Clinical Trials at NCI Showing Promising Results for Mesothelioma Treatment
Fifteen years after medical oncologist Raffit Hassan started studying the complexities of mesothelioma and the tumor antigen to attack it, he is seeing tangible rewards for his work.
Breakthroughs can take a long time.
Hassan is an investigator and chief of the Solid Tumor Immunotherapy Section in the Laboratory of Molecular Biology at the National Cancer Institute, involved now in some particularly-encouraging clinical trials.
“We’re starting to see some very exciting results,” Hassan said Thursday night during a teleconference sponsored by the Mesothelioma Applied Research Foundation. “There’s a lot more work to do, but there is reason for optimism.”
Hassan delivered his message to more than 90 listeners as part of MARF’s Meet the Experts series. “Mesothelin: A New Target for Immunotherapy,” was the title of his presentation.
Mesothelin is a usually-harmless protein that becomes over-expressed in particular cancers like ovarian, pancreatic and mesothelioma. It is being harnessed to help bind toxic drugs to cancerous tumors, effectively killing cancer cells and extending lives.
Hassan believes it can add months — and eventually years — to the lives of mesothelioma patients, if the right drug combinations can be found.
Hassan talked extensively Thursday about the success of previous clinical trials involving SS1P, a drug that has worked well with mesothelin, especially when combined with other chemotherapy drugs.
Hassan recently completed one clinical trial involving SS1P, and is close to starting another, now looking for suitable candidates to further the research. The trial has produced considerable interest among recently diagnosed mesothelioma patients from across the country.
There are several types of mesothelioma, but all of them are rare and all of them are caused by an exposure to asbestos fibers. It is diagnosed in an estimated 3,000 Americans annually, typically an occupational disease that has been most common among veterans of the military.
SS1P has not yet been approved by Food and Drug Administration because it remains in the testing phase.

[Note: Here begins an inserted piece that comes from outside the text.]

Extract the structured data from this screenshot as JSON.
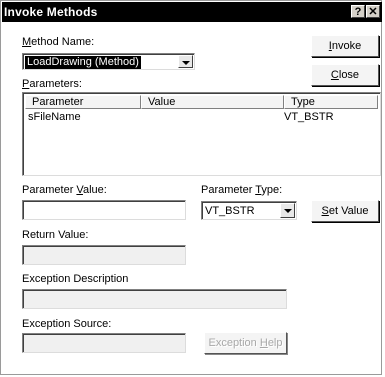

“We’ve treated more than 100 patients with the drug. If it binds to the tumor, it will kill it,” he said. “We’re excited about some of the things we’ve seen.”
One of the positives of the SS1P drug is the lack of any lingering side effects, according to Hassan. Although there is some initial weight gain and fluid retention, most of the effects disappear quickly.

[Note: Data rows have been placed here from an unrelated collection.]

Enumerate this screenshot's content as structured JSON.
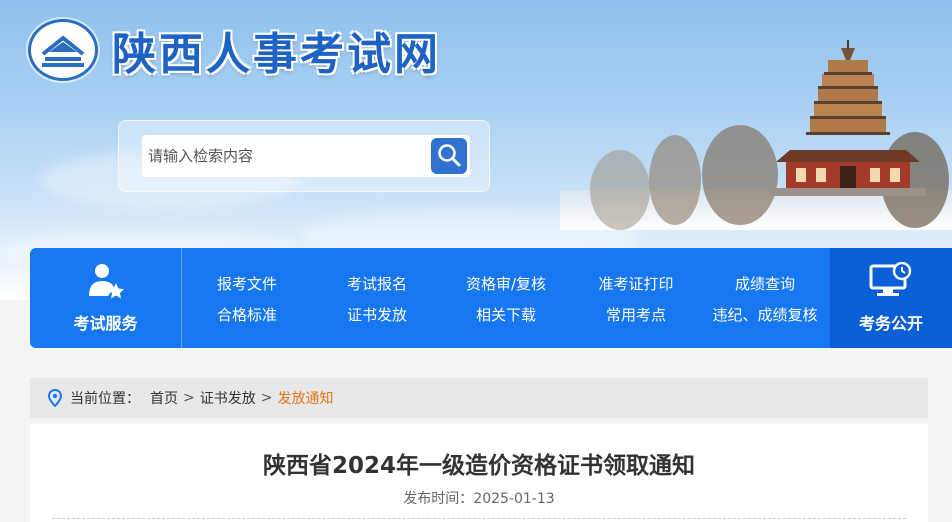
{
  "header": {
    "site_title": "陕西人事考试网",
    "search_placeholder": "请输入检索内容"
  },
  "nav": {
    "left_label": "考试服务",
    "right_label": "考务公开",
    "links": [
      "报考文件",
      "考试报名",
      "资格审/复核",
      "准考证打印",
      "成绩查询",
      "合格标准",
      "证书发放",
      "相关下载",
      "常用考点",
      "违纪、成绩复核"
    ]
  },
  "breadcrumb": {
    "prefix": "当前位置：",
    "items": [
      "首页",
      "证书发放"
    ],
    "current": "发放通知",
    "separator": ">"
  },
  "article": {
    "title": "陕西省2024年一级造价资格证书领取通知",
    "meta_label": "发布时间：",
    "date": "2025-01-13"
  },
  "colors": {
    "nav_blue": "#1677f0",
    "nav_dark": "#0a5fd6",
    "title_blue": "#1e63c4",
    "breadcrumb_current": "#e0781b"
  }
}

One of the advantages of joining a clinical trial at the NCI is the cost. It is virtually free, regardless of any insurance you might have.
Because it is federally funded, the NCI does not charge for the doctors, the drugs or any treatment provided. The only cost is the travel of the initial visit. If part of the trial, subsequent travel costs to the NCI in Bethesda, MD will be covered. Participants are screened closely to ensure patients are suitable. If you are interested in an NCI clinical trial, you can call 1-800-4-CANCER.
“Our goal is to make sure it benefits the patients,” he said. “When I came to the NCI about 15 years ago, we thought this would be a good target with which to treat cancer patients. And we thought this would be a good target for mesothelioma. It is a tumor for which we really need to develop good treatments. The more people working toward that the better.”
The success with mesothelin and drugs like SS1P are one reason why Hassan believes his clinical trials for mesothelioma will continue showing positive signs. Around him, he has felt the budget cutbacks that have reduced funding for research and other trials. That has not happened with him.
“Funding is an issue everywhere, and it is an issue at the NCI, definitely,” he said. “The last 2-3 years, we have seen decreased funding, but the NCI prioritizes studies and if it feels the study will benefit patients with cancer, and lead to new treatments, they support us and what we’re doing. We have studies that patients have been helped the most.”